Here it's given $1:1$ molar ideal mixture of benzene and toluene. So here we can take ${\text{A}}\, \to {\text{Benzene ,}}\,{\text{B}}\, \to {\text{Toluene}}$
$1:1$ molar mixture of A and B means
${{\text{x}}_{\text{A}}}\,{\text{ = }}\,\dfrac{1}{2}$ and ${{\text{x}}_{\text{B}}}\,{\text{ = }}\,\dfrac{{\text{1}}}{{\text{2}}}$
It is given that vapor pressure of benzene at its pure state is ${\text{12}}{\text{.8}}\,{\text{K}}\,{\text{Pa}}$ , and for toluene it is ${\text{3}}{\text{.85}}\,{\text{K}}\,{\text{Pa}}$ .
Hence total vapor pressure of ideal mixture is given by, ${{\text{P}}_{{\text{total}}}}\,{\text{ = }}\,{{\text{P}}_{\text{A}}}\,{\text{ + }}\,{{\text{P}}_{\text{B}}}$
${{\text{P}}_{{\text{total}}}}\, = \,12.8 \times \dfrac{1}{2}\, + \,3.85 \times \dfrac{1}{2}\, = \,8.325\,{\text{KPa}}$
Hence the composition of liquid A in vapor phase is given by ${{\text{y}}_{\text{A}}}\,{\text{ = }}\,\dfrac{{{{\text{P}}_{\text{A}}}}}{{{{\text{P}}_{{\text{total}}}}}}$
$\therefore \,\,{{\text{y}}_{\text{A}}}\, = \,\dfrac{{12.8 \times \dfrac{1}{2}}}{{8.325}}\, = 0.768$
For a ideal mixture the composition in vapor is given by ${\text{1}}\,{\text{ = }}\,{{\text{y}}_{\text{A}}}\,{\text{ + }}\,{{\text{y}}_{\text{B}}}$
So here we get the composition of toluene in vapor phase.
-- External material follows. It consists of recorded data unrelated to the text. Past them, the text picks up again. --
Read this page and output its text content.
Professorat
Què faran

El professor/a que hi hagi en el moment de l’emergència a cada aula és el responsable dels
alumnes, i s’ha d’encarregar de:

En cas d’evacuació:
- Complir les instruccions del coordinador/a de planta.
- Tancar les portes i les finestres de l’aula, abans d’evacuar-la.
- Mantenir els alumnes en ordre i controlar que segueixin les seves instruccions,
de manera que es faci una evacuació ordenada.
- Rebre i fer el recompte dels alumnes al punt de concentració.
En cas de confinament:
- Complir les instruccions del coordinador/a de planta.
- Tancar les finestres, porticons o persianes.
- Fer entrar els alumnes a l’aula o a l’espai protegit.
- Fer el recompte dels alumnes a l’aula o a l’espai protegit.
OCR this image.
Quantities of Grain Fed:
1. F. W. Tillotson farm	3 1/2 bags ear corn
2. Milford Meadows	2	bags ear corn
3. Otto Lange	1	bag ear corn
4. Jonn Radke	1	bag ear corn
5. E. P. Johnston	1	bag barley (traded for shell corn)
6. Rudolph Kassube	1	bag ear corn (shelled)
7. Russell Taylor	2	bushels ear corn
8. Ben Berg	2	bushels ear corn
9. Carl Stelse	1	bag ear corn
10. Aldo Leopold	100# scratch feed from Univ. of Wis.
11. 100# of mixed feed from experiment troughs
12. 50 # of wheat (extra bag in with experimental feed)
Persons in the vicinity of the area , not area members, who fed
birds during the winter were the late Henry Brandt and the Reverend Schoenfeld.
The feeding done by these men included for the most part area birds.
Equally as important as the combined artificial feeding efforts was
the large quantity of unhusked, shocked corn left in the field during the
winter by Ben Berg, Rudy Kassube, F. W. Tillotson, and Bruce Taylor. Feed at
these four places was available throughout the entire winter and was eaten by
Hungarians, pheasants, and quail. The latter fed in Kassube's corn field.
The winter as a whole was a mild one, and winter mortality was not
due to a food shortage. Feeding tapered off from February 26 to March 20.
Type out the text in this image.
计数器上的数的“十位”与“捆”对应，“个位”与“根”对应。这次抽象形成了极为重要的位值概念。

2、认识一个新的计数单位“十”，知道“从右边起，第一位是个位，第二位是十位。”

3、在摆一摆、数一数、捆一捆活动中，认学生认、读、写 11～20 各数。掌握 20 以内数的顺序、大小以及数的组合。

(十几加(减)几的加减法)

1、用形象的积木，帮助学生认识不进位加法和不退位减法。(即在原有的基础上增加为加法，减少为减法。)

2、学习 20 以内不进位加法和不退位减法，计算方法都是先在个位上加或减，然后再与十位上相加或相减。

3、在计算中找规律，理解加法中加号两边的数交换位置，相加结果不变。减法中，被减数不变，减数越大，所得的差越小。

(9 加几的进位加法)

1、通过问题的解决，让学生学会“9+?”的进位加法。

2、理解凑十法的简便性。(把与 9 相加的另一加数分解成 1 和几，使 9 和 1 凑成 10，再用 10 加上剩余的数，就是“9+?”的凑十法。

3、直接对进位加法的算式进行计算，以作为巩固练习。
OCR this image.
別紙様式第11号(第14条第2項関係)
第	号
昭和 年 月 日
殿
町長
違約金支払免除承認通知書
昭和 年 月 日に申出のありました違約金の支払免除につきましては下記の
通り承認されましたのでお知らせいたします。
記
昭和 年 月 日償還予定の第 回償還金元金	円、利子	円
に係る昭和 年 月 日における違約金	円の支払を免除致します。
It is given by
${{\text{y}}_{\text{B}}}\, = \,1\, - \,{{\text{y}}_{\text{A}}} \\\ \therefore \,\,{{\text{y}}_{\text{B}}}\, = \,1\, - \,0.768\, = \,0.232 \\\$
So the composition of benzene and toluene in vapor phase is $0.768$ and $0.232$ respectively. From the values it is clear that the vapor contains a higher percentage of benzene than toluene.

Hence, the correct answer is option A.

Note:
The main limitations of Raoult's law are,
-Raoult's law is only applicable to very dilute solution
-It is applicable to solution containing non- volatile solute only
-It doesn’t consider the attractive forces in solution
-It is not applicable to the solutes which associate or dissociate in a particular solution.